Rentrée littéraire du Mali: «Le coiffeur aux mains rouges», de Kebir Mustapha Ammi, décroche le prix Ahmed Baba

L'écrivain Kebir Mustapha Ammi.

Prestigieuse distinction littéraire au Mali, le prix Ahmed Baba, remis chaque année dans le cadre de la Rentrée littéraire du Mali, a été décerné en ce début d’année à Kebir Mustapha Ammi pour son roman «Le coiffeur aux mains rouges».

Le 15/02/2026 à 13h03

Du 10 au 14 février, Bamako a vibré le temps d’une rentrée littéraire consacrée cette année à «L’Afrique dans le monde de demain». Débats, tables rondes, séances de signatures, de dédicaces et spectacles ont rythmé cet évènement annuel majeur à Bamako, dont le point d’orgue était la remise du prestigieux prix Ahmed Baba, qui récompense chaque année une œuvre écrite ou traduite en français, par un auteur ressortissant africain et publiée chez un éditeur africain.

Quatre finalistes étaient en lice pour ce prix qui porte le nom d’un éminent savant, juriste et auteur berbère sanhadja de l’Empire songhaï, basé à Tombouctou, considéré comme l’un des plus grands intellectuels de son temps, auteur de plus de 50 ouvrages sur la théologie et le droit malékite.

Aux côtés de l’écrivaine malienne Zeïna Haïdara qui présentait «Fissures», un recueil de nouvelles publié aux éditions La Sahélienne, Famouta Keita, elle aussi autrice malienne, concourait avec son roman «Sur les traces du destin», paru aux éditions Bandama, tandis que l’ivoirien Macaire Etty présentait «L’utopie calcinée», roman publié aux éditions Kamit, et le marocain, Kebir Mustapha Ammi, son dernier roman paru aux éditions Elyzad, «Le coiffeur aux mains rouges».

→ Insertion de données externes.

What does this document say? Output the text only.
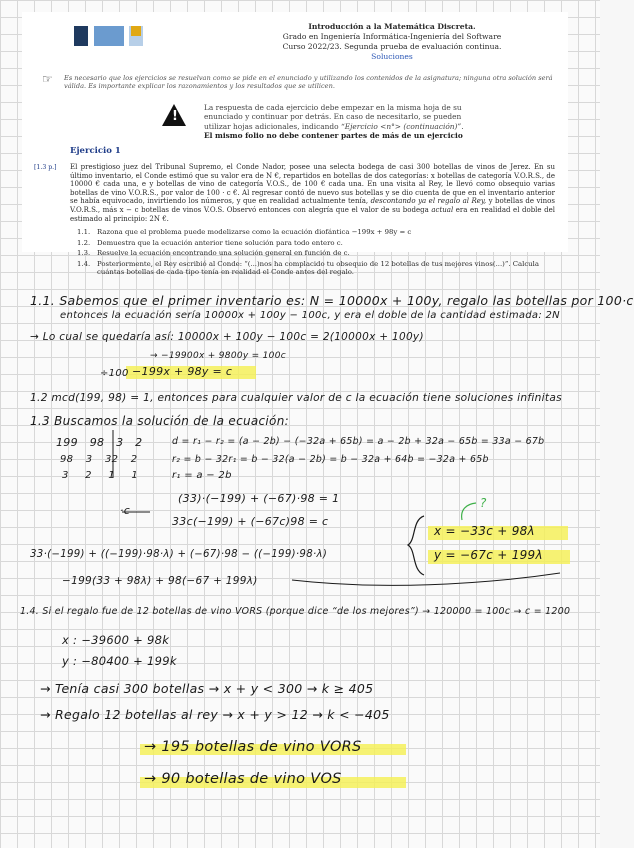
Introducción a la Matemática Discreta.
Grado en Ingeniería Informática-Ingeniería del Software
Curso 2022/23. Segunda prueba de evaluación continua.
Soluciones
☞ Es necesario que los ejercicios se resuelvan como se pide en el enunciado y utilizando los contenidos de la asignatura; ninguna otra solución será válida. Es importante explicar los razonamientos y los resultados que se utilicen.
!
La respuesta de cada ejercicio debe empezar en la misma hoja de su
enunciado y continuar por detrás. En caso de necesitarlo, se pueden
utilizar hojas adicionales, indicando “Ejercicio <n°> (continuación)”.
El mismo folio no debe contener partes de más de un ejercicio
Ejercicio 1
[1.3 p.] El prestigioso juez del Tribunal Supremo, el Conde Nador, posee una selecta bodega de casi 300 botellas de vinos de Jerez. En su último inventario, el Conde estimó que su valor era de N €, repartidos en botellas de dos categorías: x botellas de categoría V.O.R.S., de 10000 € cada una, e y botellas de vino de categoría V.O.S., de 100 € cada una. En una visita al Rey, le llevó como obsequio varias botellas de vino V.O.R.S., por valor de 100 · c €. Al regresar contó de nuevo sus botellas y se dio cuenta de que en el inventario anterior se había equivocado, invirtiendo los números, y que en realidad actualmente tenía, descontando ya el regalo al Rey, y botellas de vinos V.O.R.S., más x − c botellas de vinos V.O.S. Observó entonces con alegría que el valor de su bodega actual era en realidad el doble del estimado al principio: 2N €.
1.1. Razona que el problema puede modelizarse como la ecuación diofántica −199x + 98y = c
1.2. Demuestra que la ecuación anterior tiene solución para todo entero c.
1.3. Resuelve la ecuación encontrando una solución general en función de c.
1.4. Posteriormente, el Rey escribió al Conde: “(...)nos ha complacido tu obsequio de 12 botellas de tus mejores vinos(...)”. Calcula cuántas botellas de cada tipo tenía en realidad el Conde antes del regalo.
1.1. Sabemos que el primer inventario es: N = 10000x + 100y, regalo las botellas por 100·c
entonces la ecuación sería 10000x + 100y − 100c, y era el doble de la cantidad estimada: 2N
→ Lo cual se quedaría así: 10000x + 100y − 100c = 2(10000x + 100y)
→ −19900x + 9800y = 100c
÷100 −199x + 98y = c
1.2 mcd(199, 98) = 1, entonces para cualquier valor de c la ecuación tiene soluciones infinitas
1.3 Buscamos la solución de la ecuación:
199 98 3 2
98 3 32 2
3 2 1 1
d = r₁ − r₂ = (a − 2b) − (−32a + 65b) = a − 2b + 32a − 65b = 33a − 67b
r₂ = b − 32r₁ = b − 32(a − 2b) = b − 32a + 64b = −32a + 65b
r₁ = a − 2b
(33)·(−199) + (−67)·98 = 1
·c
33c(−199) + (−67c)98 = c
x = −33c + 98λ
y = −67c + 199λ
?
33·(−199) + ((−199)·98·λ) + (−67)·98 − ((−199)·98·λ)
−199(33 + 98λ) + 98(−67 + 199λ)
1.4. Si el regalo fue de 12 botellas de vino VORS (porque dice “de los mejores”) → 120000 = 100c → c = 1200
x : −39600 + 98k
y : −80400 + 199k
→ Tenía casi 300 botellas → x + y < 300 → k ≥ 405
→ Regalo 12 botellas al rey → x + y > 12 → k < −405
→ 195 botellas de vino VORS
→ 90 botellas de vino VOS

À l’issue d’un vote, le jury composé de personnalités œuvrant dans le milieu des arts et de la culture, a décerné le prix Ahmed Baba à Kebir Mustapha Ammi, accompagné d’une dotation de 3.000.000 FCFA (trois millions de francs CFA). L’auteur marocain succède ainsi au poète tunisien Walid Amri, pour «Les papillons de Lampedusa» (2024) et au jeune romancier algérien Mohammed Abdellah, pour «Le vent a dit son nom» (2023).

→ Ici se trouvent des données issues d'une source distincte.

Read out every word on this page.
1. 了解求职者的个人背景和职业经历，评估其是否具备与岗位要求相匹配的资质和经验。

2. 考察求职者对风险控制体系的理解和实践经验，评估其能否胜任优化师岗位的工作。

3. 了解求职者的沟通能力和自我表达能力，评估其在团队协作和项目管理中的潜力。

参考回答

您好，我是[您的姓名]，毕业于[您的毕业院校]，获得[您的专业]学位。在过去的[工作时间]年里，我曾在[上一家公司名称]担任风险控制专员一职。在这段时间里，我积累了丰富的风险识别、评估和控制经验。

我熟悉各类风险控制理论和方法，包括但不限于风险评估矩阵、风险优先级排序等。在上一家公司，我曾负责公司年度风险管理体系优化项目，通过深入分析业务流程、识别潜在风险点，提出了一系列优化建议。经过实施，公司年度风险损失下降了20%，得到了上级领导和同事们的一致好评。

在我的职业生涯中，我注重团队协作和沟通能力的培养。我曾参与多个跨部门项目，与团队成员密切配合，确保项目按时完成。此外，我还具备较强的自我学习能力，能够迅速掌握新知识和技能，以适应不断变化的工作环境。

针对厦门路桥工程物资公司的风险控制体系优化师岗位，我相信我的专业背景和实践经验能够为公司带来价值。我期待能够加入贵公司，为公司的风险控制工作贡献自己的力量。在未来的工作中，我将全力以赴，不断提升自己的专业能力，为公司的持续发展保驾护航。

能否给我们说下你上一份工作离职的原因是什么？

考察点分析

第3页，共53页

C’est donc une deuxième consécration africaine pour «Le coiffeur aux mains rouges», qui a décroché le 4 octobre 2025, le prix Moussa Konate du polar francophone, décerné par un jury exclusivement féminin dans le cadre du festival Vins Noirs à Limoges.

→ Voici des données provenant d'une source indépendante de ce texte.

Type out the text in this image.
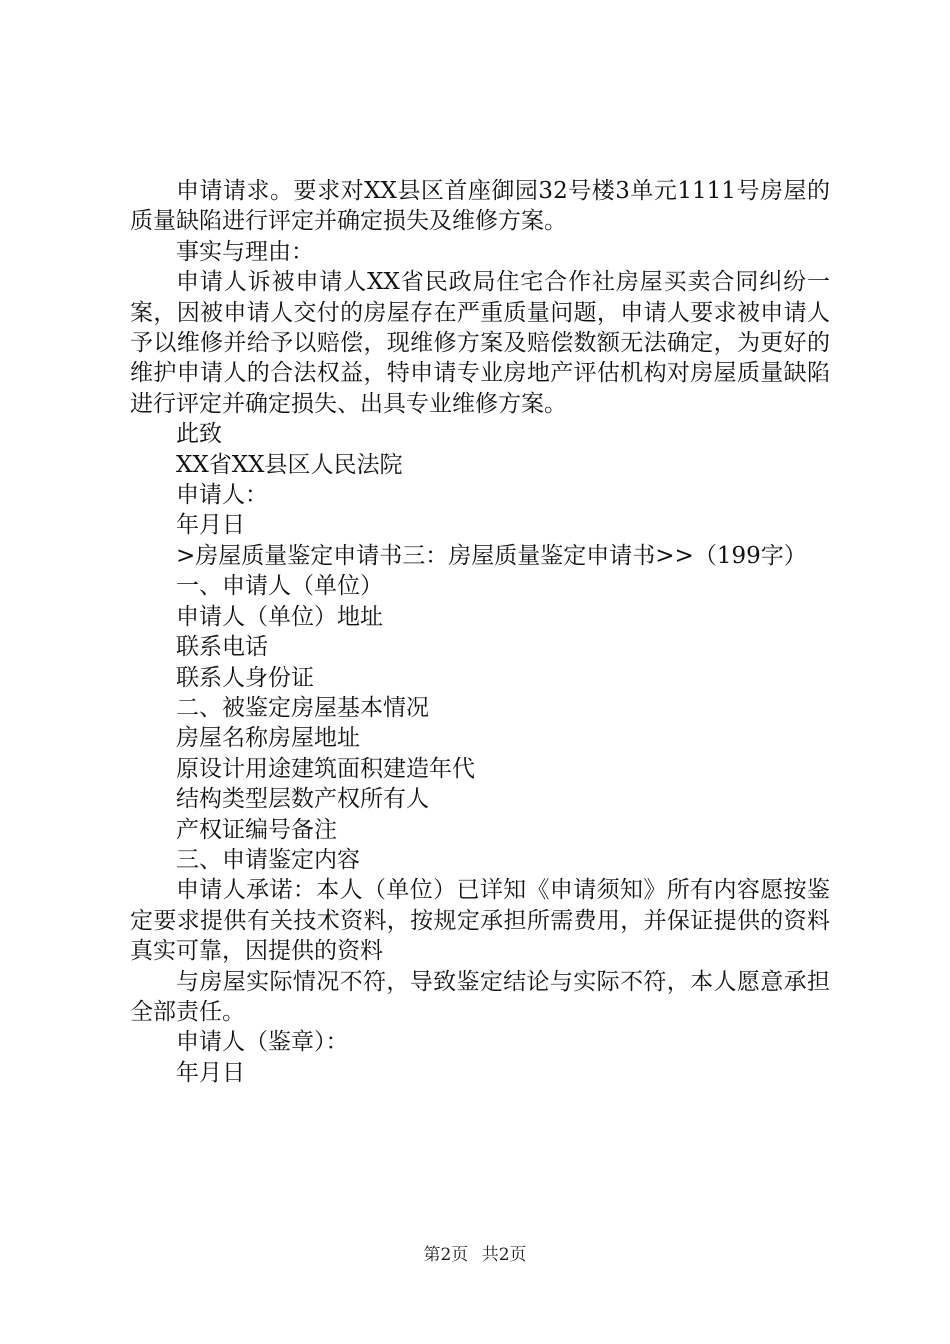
申请请求。要求对XX县区首座御园32号楼3单元1111号房屋的质量缺陷进行评定并确定损失及维修方案。

事实与理由：

申请人诉被申请人XX省民政局住宅合作社房屋买卖合同纠纷一案，因被申请人交付的房屋存在严重质量问题，申请人要求被申请人予以维修并给予以赔偿，现维修方案及赔偿数额无法确定，为更好的维护申请人的合法权益，特申请专业房地产评估机构对房屋质量缺陷进行评定并确定损失、出具专业维修方案。

此致

XX省XX县区人民法院

申请人：

年月日

>房屋质量鉴定申请书三：房屋质量鉴定申请书>>（199字）

一、申请人（单位）

申请人（单位）地址

联系电话

联系人身份证

二、被鉴定房屋基本情况

房屋名称房屋地址

原设计用途建筑面积建造年代

结构类型层数产权所有人

产权证编号备注

三、申请鉴定内容

申请人承诺：本人（单位）已详知《申请须知》所有内容愿按鉴定要求提供有关技术资料，按规定承担所需费用，并保证提供的资料真实可靠，因提供的资料

与房屋实际情况不符，导致鉴定结论与实际不符，本人愿意承担全部责任。

申请人（鉴章）：

年月日

第2页 共2页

Dans «Le coiffeur aux mains rouges», dont la trame se déploie entre la France et l’Algérie, deux meurtres sauvages ont lieu, chacun dans l’un des deux pays. Le cœur du récit réside dans l’affrontement et la quête de pardon entre le descendant d’un colonisateur et celui d’une victime de la Guerre d’Algérie. L’auteur y place l’espoir profond d’une réconciliation entre ces deux mémoires opposées. «Il ne suffit pas d’être un homme pour avancer, il faut être tous les hommes», résume ainsi l’auteur de ce roman qui s’emploie à poser les jalons d’une histoire commune franco-algérienne apaisée et à tourner la page de la guerre d’Algérie.

Ce deuxième prix africain revêt assurément une importance particulière pour Kebir Mustapha Ammi, qui dans un échange avec Le360, au lendemain de sa première consécration africaine, révélait que ce prix résonnait «comme des retrouvailles avec une part de moi-même qui était enfouie et qui commençait à voir la lumière». Après avoir sillonné l’Afrique, ce continent qui le passionne et l’émeut depuis toujours, l’auteur de «À la recherche de Glitter Faraday» (paru en 2023 aux Éditions Project’îles) et du poème «Chant pour l’Afrique et les continents qui n’ont pas peur», ancre encore un peu plus ses racines dans la terre africaine, source intarissable de son inspiration.